Researchers at Eclypsium presented three new vulnerabilities in SecureBoot certified bootloaders affecting multiple processors up and down the supply chain, including ARM and x86 processors
“Because SecureBoot’s guarantee is just that the code is good, not that it's bug-free code. We're going to continue to have issues like this popping up basically forever, is my explanation,” said Jesse Michael, who presented the research with Mickey Shkatov at the Black Hat conference in Las Vegas on Friday.
The bootloader ecosystem encompasses a wide assortment of vendors, with Microsoft acting as a certificate authority.
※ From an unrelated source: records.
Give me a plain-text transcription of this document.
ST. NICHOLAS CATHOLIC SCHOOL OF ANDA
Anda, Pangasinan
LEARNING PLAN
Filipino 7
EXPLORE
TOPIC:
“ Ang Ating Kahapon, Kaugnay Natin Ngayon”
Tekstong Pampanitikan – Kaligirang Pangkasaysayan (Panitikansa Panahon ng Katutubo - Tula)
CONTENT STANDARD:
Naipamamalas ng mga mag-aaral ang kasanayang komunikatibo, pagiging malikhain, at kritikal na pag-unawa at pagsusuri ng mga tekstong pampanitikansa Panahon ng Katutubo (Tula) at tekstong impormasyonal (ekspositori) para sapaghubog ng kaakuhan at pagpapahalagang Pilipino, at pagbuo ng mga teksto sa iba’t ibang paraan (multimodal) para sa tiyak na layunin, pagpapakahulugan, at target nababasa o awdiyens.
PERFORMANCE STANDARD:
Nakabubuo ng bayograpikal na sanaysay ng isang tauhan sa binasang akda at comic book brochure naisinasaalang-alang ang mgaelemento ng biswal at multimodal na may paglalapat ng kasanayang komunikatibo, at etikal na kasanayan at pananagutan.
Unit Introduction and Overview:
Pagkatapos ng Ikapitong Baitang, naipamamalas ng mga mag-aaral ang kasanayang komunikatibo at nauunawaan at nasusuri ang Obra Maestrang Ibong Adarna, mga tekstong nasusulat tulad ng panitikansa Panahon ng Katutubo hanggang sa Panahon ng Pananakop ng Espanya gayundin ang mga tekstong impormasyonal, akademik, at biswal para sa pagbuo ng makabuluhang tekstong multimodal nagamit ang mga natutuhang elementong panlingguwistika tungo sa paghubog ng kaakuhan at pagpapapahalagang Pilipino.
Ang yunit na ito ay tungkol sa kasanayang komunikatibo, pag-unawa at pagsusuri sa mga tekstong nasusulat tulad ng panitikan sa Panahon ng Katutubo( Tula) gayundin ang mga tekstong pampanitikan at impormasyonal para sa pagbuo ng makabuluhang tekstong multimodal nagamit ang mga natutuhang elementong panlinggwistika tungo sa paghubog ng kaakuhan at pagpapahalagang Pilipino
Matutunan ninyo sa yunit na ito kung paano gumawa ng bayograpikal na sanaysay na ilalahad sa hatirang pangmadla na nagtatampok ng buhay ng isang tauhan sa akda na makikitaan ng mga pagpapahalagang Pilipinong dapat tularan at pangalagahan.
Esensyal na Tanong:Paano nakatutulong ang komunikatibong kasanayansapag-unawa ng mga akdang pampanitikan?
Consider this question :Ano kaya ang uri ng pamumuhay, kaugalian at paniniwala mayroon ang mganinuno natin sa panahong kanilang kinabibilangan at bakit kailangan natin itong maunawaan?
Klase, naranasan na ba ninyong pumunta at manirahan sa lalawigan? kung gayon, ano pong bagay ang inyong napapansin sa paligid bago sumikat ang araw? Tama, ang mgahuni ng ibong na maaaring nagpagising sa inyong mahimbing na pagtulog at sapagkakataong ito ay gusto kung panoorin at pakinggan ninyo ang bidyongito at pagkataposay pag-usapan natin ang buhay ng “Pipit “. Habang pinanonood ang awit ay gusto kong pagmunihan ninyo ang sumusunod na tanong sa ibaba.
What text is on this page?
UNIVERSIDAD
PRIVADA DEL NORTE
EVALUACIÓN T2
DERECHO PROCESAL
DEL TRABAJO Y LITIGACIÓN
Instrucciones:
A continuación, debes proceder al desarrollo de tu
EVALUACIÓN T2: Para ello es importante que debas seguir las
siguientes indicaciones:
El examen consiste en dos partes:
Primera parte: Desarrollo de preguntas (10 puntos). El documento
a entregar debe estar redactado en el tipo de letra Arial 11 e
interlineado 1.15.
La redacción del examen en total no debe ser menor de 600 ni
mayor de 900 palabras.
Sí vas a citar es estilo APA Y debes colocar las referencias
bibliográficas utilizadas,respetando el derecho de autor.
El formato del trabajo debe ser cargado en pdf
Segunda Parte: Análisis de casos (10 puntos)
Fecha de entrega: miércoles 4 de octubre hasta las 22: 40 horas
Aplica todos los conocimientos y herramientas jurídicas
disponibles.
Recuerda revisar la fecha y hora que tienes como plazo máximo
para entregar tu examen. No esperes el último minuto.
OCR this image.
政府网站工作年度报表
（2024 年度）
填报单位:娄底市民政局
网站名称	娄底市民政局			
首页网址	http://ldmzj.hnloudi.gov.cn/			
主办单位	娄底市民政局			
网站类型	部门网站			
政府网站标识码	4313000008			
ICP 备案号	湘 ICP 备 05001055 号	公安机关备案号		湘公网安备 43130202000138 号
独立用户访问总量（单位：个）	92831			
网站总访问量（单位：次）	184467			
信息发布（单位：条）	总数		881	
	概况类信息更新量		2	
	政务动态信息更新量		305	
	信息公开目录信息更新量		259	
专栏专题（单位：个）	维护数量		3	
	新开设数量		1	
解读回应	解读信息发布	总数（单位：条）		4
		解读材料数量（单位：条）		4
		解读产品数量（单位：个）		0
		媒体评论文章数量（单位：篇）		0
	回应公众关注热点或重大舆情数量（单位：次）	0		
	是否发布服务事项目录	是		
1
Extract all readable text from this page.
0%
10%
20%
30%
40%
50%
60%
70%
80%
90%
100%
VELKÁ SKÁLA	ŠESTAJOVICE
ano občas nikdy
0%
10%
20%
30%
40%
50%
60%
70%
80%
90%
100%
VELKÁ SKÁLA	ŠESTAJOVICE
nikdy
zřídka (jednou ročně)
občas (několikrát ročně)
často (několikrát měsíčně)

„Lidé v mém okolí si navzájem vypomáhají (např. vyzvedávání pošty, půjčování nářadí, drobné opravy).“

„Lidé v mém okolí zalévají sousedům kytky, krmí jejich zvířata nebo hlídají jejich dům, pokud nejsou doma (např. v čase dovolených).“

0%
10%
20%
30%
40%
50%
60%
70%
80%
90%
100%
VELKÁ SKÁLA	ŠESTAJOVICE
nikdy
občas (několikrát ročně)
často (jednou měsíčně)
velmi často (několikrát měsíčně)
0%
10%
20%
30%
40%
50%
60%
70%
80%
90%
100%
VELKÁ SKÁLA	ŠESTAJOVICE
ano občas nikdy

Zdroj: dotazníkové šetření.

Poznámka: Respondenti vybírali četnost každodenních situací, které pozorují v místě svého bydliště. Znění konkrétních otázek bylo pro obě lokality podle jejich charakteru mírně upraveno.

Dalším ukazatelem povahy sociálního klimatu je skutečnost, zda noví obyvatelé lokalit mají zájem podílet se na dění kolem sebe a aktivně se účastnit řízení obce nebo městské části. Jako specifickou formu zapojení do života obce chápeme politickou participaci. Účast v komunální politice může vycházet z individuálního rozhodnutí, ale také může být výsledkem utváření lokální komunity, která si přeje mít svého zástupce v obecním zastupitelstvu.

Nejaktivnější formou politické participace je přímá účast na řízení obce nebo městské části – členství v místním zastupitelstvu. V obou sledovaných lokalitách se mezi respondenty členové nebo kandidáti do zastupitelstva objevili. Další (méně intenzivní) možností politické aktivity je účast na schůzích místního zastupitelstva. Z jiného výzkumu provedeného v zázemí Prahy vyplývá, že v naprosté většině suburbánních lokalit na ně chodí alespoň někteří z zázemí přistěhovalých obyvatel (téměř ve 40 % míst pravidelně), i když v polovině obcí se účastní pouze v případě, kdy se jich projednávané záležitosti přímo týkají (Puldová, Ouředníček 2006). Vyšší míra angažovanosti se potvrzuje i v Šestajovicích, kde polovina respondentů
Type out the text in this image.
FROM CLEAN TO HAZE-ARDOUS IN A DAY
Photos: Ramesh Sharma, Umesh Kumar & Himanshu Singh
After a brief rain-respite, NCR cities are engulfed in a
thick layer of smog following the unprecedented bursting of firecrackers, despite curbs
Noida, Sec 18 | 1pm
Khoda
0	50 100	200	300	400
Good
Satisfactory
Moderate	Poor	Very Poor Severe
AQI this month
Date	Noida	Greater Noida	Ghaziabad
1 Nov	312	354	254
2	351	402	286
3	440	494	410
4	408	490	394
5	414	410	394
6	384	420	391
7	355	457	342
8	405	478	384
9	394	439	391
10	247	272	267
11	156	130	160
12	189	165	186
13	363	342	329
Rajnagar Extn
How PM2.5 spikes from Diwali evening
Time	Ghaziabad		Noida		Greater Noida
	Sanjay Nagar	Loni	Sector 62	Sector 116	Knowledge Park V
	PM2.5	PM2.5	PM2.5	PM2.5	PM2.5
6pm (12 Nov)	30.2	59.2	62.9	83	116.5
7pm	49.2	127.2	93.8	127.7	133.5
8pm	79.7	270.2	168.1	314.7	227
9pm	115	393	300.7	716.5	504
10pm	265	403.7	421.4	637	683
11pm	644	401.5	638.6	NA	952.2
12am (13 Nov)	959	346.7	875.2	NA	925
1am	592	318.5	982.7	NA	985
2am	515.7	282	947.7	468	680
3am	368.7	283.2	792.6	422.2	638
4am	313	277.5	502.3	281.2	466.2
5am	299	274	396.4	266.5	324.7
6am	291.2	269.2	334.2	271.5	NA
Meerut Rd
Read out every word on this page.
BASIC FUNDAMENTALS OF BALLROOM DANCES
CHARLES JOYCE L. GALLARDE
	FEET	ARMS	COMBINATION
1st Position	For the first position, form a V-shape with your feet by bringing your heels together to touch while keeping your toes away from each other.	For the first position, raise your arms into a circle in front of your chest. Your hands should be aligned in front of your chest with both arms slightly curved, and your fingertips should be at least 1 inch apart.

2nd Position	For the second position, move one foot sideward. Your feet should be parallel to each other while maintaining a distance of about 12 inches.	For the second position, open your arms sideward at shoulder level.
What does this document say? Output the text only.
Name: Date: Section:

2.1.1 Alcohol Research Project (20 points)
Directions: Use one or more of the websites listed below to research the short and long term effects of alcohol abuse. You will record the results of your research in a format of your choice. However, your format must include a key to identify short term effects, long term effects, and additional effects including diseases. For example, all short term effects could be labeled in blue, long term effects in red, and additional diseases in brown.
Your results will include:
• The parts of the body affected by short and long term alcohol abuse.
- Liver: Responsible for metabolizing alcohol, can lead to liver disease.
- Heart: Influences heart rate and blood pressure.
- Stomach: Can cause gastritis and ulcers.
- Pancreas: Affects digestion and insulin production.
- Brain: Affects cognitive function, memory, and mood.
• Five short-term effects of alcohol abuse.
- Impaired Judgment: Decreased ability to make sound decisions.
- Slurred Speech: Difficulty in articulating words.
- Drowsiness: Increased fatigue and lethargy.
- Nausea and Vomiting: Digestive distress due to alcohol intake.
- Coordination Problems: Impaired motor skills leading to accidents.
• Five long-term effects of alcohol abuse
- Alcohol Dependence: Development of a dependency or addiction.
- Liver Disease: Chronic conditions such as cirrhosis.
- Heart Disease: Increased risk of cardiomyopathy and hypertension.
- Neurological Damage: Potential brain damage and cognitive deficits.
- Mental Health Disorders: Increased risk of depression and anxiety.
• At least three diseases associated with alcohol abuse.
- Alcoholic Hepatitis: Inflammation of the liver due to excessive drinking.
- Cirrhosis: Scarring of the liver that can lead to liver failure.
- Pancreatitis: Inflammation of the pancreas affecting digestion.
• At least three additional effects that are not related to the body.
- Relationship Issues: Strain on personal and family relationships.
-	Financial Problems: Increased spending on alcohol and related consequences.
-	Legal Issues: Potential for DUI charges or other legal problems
While Microsoft does provide some checks for the bootloader, though it is not an in-depth review for vulnerabilities.
The three bootloaders are registered to Eurosoft (UK) Ltd, New Horizon Datasys Inc and CryptoPro Secure Disk for Bitlocker, and represent two different classes of problem. Eurosoft and CryptoPro both offer signed shells (esdiags.efi and Shell_Full.efi) that could be used to dodge SecureBoot’s boundaries through scripting, including writing or mapping memory. The New Horizon Datasys vulnerability completely bipasses SecureBoot and can run arbitrary code.
The New Horizon vulnerability is a little more stealthy. In systems with monitors, shell code would open a window a user might see. The bypass does not open a window.
All the vulnerabilities require administrator access. But that might not be particularly difficult to evade.
“Every current malware ransomware campaign sends a program via email,” noted Shaktov.